Even on bad days, I can’t just throw my arms up and stop whatever I am doing. I have to be there for my children. And so since my diagnosis, we have decided not to have any more children. I have two perfectly healthy children and I would hate for a third to make me sick or increase my relapse rate, meaning I would not be able to look after them. I love children, but knowing what MS may bring means we will stick with just two. I often ask myself if I knew I had MS would I have had my children… and I can honestly say that I would have. Just because I have MS doesn’t mean they will. MS chose me. But I would hate for it to choose one of my kids… I’m not sure that I could manage that.
The importance of tolerance and understanding: Using MS as a life lesson
My kids are my reason to keep going. Last year we did the MS Walk and Fun Run, and they saw people at all stages of the disease. I felt it was important that we did it together, as they are beginning to understand what MS means.
I try to stay positive. The kids will grow up with my reaction to it, so I am determined to set an example. They know they can ask me questions at anytime. As soon as you say to someone you have MS, well… often the understanding isn’t great. So I tell my son ‘mummy has MS, but I am normal. I am just like any other mum’. They are both supportive. MS doesn't frighten them.
I haven’t explained to the kids where MS could go, as there is no need yet. But my son is almost old enough and if I need to I will tell him more.
I am trying to teach them tolerance. Lots of people have problems, but it doesn’t mean they shouldn’t be treated with respect.
My sister is a personal trainer and she did a case study of my MS. I work out with her and we exercise, so she keeps an eye on me and knows what to look for. My brothers don’t want to talk about it much, but they do ask how I am. My eldest brother promised to call more often and I laughed. I told him ‘I’m not dying, I just have MS’.
MS hasn’t had a huge impact on my life yet. But I am open to whatever I have to do in the future. I just want to be around for my kids. If I end up in a wheelchair, that is fine as long as it means I am here for them. I think it could be a lot worse – I haven’t been given only a year to live.
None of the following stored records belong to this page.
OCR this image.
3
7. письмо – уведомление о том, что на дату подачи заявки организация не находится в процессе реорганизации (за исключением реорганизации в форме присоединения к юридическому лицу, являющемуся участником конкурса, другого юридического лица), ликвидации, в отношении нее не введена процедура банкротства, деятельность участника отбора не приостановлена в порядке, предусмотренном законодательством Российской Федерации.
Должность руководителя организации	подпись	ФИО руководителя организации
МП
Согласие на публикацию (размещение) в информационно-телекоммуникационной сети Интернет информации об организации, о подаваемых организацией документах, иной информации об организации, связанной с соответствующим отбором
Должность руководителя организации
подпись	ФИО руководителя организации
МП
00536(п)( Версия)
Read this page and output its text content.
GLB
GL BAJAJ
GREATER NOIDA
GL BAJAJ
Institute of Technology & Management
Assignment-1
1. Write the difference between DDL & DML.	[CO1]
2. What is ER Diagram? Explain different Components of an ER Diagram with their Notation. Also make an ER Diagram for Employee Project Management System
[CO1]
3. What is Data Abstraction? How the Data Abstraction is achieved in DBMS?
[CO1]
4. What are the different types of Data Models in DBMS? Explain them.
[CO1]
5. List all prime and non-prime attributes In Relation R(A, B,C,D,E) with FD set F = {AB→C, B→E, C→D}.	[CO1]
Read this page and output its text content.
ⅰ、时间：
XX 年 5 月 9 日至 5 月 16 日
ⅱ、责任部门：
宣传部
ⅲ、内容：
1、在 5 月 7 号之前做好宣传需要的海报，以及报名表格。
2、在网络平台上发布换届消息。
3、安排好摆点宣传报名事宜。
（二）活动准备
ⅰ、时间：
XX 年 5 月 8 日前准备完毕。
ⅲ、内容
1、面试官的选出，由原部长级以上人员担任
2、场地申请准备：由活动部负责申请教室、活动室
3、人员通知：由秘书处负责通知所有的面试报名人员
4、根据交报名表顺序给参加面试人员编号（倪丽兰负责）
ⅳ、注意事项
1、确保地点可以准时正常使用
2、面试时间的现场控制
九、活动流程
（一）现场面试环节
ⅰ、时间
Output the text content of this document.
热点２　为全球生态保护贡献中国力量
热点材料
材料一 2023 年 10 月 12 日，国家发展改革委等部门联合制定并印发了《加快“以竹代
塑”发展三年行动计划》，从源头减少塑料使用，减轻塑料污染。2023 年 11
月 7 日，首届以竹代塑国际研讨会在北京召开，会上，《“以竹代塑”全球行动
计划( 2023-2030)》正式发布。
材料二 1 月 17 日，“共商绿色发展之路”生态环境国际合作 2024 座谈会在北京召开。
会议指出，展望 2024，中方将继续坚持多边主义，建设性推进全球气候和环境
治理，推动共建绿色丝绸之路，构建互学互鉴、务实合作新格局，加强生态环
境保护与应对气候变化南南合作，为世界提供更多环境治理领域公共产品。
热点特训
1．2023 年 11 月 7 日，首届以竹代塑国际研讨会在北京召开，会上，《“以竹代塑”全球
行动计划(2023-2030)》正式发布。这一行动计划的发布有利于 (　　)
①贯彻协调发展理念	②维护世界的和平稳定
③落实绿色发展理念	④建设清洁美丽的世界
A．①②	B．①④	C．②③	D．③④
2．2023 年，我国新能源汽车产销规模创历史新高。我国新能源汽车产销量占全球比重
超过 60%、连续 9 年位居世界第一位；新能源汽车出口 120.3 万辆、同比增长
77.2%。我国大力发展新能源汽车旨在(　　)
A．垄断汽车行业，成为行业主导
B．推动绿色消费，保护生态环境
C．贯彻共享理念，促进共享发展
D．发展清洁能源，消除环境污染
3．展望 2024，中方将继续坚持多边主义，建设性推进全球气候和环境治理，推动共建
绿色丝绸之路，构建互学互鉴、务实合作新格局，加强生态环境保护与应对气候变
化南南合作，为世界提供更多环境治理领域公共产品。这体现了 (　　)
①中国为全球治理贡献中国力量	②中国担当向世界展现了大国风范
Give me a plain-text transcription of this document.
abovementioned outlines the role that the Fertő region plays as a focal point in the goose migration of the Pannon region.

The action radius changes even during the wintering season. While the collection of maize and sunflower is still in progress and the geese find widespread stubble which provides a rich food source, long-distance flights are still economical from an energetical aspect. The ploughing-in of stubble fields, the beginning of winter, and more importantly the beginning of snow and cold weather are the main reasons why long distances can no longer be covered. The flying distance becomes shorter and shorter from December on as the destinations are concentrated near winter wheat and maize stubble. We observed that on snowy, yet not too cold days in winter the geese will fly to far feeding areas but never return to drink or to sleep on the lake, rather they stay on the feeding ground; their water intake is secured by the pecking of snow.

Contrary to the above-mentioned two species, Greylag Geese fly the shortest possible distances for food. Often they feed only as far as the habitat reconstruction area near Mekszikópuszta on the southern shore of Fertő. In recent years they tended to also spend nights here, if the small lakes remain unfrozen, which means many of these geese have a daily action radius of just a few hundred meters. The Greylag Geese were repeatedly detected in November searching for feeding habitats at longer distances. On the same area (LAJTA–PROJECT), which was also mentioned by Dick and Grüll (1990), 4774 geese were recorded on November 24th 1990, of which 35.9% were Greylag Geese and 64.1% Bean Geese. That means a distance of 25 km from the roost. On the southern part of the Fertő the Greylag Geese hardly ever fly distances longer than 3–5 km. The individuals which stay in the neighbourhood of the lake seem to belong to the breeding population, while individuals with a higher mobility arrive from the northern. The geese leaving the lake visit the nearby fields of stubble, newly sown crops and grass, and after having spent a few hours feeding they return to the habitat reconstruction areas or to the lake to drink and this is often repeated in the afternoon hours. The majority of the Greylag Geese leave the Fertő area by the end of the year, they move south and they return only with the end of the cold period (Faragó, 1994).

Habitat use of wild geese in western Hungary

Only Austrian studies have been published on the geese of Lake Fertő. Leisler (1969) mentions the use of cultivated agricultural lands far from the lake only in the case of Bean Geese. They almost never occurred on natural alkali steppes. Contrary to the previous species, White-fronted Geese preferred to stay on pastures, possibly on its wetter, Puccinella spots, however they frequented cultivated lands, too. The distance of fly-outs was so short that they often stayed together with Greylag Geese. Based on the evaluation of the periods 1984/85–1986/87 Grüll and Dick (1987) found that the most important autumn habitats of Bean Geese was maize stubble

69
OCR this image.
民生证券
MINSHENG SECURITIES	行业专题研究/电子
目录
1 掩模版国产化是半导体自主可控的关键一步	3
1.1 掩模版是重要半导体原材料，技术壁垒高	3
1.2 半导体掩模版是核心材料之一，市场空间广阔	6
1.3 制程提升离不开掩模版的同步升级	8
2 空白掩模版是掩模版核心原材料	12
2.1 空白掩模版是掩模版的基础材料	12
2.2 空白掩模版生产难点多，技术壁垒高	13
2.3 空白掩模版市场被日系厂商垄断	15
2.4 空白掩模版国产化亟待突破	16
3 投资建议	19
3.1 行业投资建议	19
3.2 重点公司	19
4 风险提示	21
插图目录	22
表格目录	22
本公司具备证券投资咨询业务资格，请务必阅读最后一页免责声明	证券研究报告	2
The thing I find hard is that people are frightened of the idea of MS. It frightens me too, but I am living it. I know how I feel, and I know I am ok.
My mum thinks I do too much and that I should rest more. She wants me to give up work, stay at home and hire a cleaner. But I am not that type of person. She can overreact sometimes, but she is getting used to my MS.
I am just going to keep going until I can’t. I haven’t given up working – I don’t want to stop and for things to change. As long as things keep working, I will continue doing what I am doing.
I am a positive person, and MS won’t change that. I haven’t done anything wrong, it is just that MS chose me.